Baca berita tanpa iklan. Gabung Kompas.com+

Rio Reifan Kembali Ditangkap, Kenapa Pencandu Sulit Lepas dari Narkoba?

Kompas.com - 20/04/2021, 20:05 WIB
Bestari Kumala Dewi

Penulis

KOMPAS.com - Artis Rio Reifan kembali ditangkap di rumahnya di Jalan Otista, Jakarta Timur, pada Senin (19/4/2021) malam. Hal itu dipastikan oleh Kapolres Metro Jakarta Pusat Kombes Hengki Haryadi.

Kabid Humas Polda Metro Jaya Kombes Yusri Yunus juga membenarkan bahwa artis peran Rio Reifan ditangkap kembali terkait kasus dugaan penyalahgunaan dan kepemilikan narkoba.

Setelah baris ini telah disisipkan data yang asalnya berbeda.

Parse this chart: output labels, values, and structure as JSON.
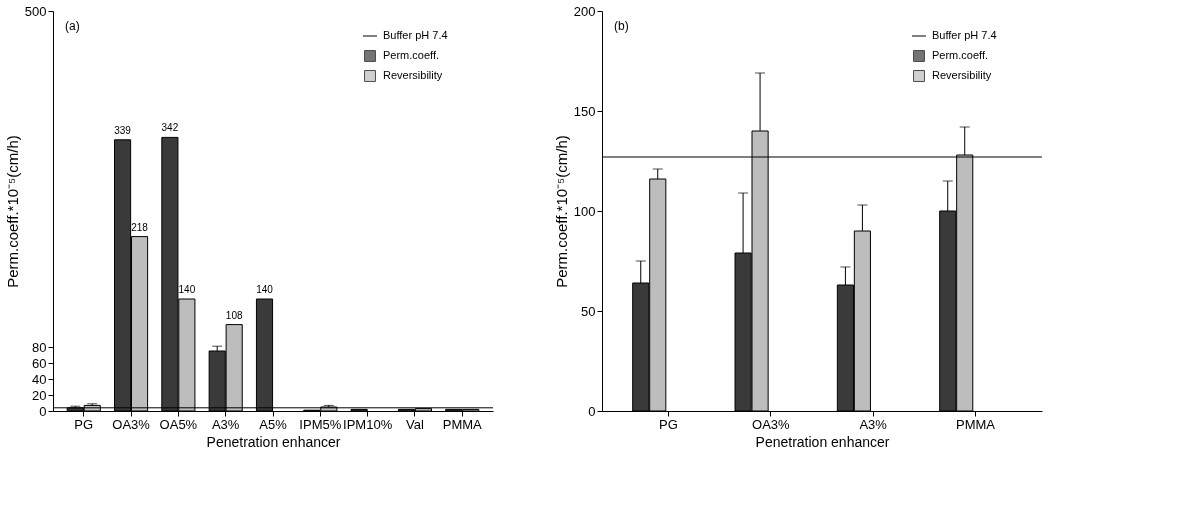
{
  "chart_data": [
    {
      "type": "bar",
      "title": "(a)",
      "xlabel": "Penetration enhancer",
      "ylabel": "Perm.coeff.*10⁻⁵(cm/h)",
      "categories": [
        "PG",
        "OA3%",
        "OA5%",
        "A3%",
        "A5%",
        "IPM5%",
        "IPM10%",
        "Val",
        "PMMA"
      ],
      "series": [
        {
          "name": "Perm.coeff.",
          "color": "#3a3a3a",
          "values": [
            4,
            339,
            342,
            75,
            140,
            1,
            2,
            2,
            2
          ],
          "errors": [
            [
              4,
              6
            ],
            null,
            null,
            [
              75,
              81
            ],
            null,
            null,
            null,
            null,
            null
          ],
          "value_labels": [
            null,
            "339",
            "342",
            null,
            "140",
            null,
            null,
            null,
            null
          ]
        },
        {
          "name": "Reversibility",
          "color": "#bdbdbd",
          "values": [
            7,
            218,
            140,
            108,
            null,
            5,
            null,
            3,
            2
          ],
          "errors": [
            [
              7,
              9
            ],
            null,
            null,
            null,
            null,
            [
              5,
              7
            ],
            null,
            null,
            null
          ],
          "value_labels": [
            null,
            "218",
            "140",
            "108",
            null,
            null,
            null,
            null,
            null
          ]
        }
      ],
      "ylim": [
        0,
        500
      ],
      "yticks": [
        0,
        20,
        40,
        60,
        80,
        500
      ],
      "grid": false,
      "legend": "top right",
      "ref_lines": [
        {
          "axis": "y",
          "value": 4,
          "label": "Buffer pH 7.4"
        }
      ]
    },
    {
      "type": "bar",
      "title": "(b)",
      "xlabel": "Penetration enhancer",
      "ylabel": "Perm.coeff.*10⁻⁵(cm/h)",
      "categories": [
        "PG",
        "OA3%",
        "A3%",
        "PMMA"
      ],
      "series": [
        {
          "name": "Perm.coeff.",
          "color": "#3a3a3a",
          "values": [
            64,
            79,
            63,
            100
          ],
          "errors": [
            [
              64,
              75
            ],
            [
              79,
              109
            ],
            [
              63,
              72
            ],
            [
              100,
              115
            ]
          ]
        },
        {
          "name": "Reversibility",
          "color": "#bdbdbd",
          "values": [
            116,
            140,
            90,
            128
          ],
          "errors": [
            [
              116,
              121
            ],
            [
              140,
              169
            ],
            [
              90,
              103
            ],
            [
              128,
              142
            ]
          ]
        }
      ],
      "ylim": [
        0,
        200
      ],
      "yticks": [
        0,
        50,
        100,
        150,
        200
      ],
      "grid": false,
      "legend": "top right",
      "ref_lines": [
        {
          "axis": "y",
          "value": 127,
          "label": "Buffer pH 7.4"
        }
      ]
    }
  ]
}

Dari penangkapan ini, Satreskoba Polres Jakarta Pusat menyita barang bukti berupa sabu.

Sebelumnya, Rio Reifan pernah ditangkap pada 8 Januari 2015. Kemudian, pada 13 Agustus 2017 dan pada 14 Agustus 2019. Untuk kasus terakhir, ia baru bebas pada Mei 2020. Semuanya karena kepemilikan dan penyalahgunaan sabu.

Baca juga: Membandingkan Ganja dan Sabu yang Menjerat Para Artis

Dilansir Kompas.com (20/7/2019), dokter adiksi sekaligus peneliti obat-obatan terlarang dari Institute of Mental Health Addiction and Neuroscience (IMAN) Jakarta, Hari Nugroho, mengungkap, ada tiga faktor utama berkaitan dengan pemicu seseorang memakai narkoba sabu.

"Orang menggunakan sabu tentu banyak alasan dan faktornya, baik faktor internal maupun eksternal. Namun, pada dasarnya dikelompokkan menjadi tiga (faktor)," kata Hari saat dihubungi Kompas.com, Sabtu (20/7/2019).

Faktor pertama orang ingin memakai narkoba seperti sabu dan lainnya adalah untuk bersenang-senang atau memunculkan rasa semangat dalam dirinya.

"Misalnya, (seseorang pakai sabu) supaya kuat melakukan aktivitas sehari-hari dengan penuh semangat tanpa lelah. Ini karena sifat sabu yang stimulan," ujar Hari.

Faktor kedua, untuk mengatasi masalah. Pengguna sabu merasa mampu mengatasi suatu permasalahan dengan lebih baik jika sebelumnya mengonsumsi sabu terlebih dahulu.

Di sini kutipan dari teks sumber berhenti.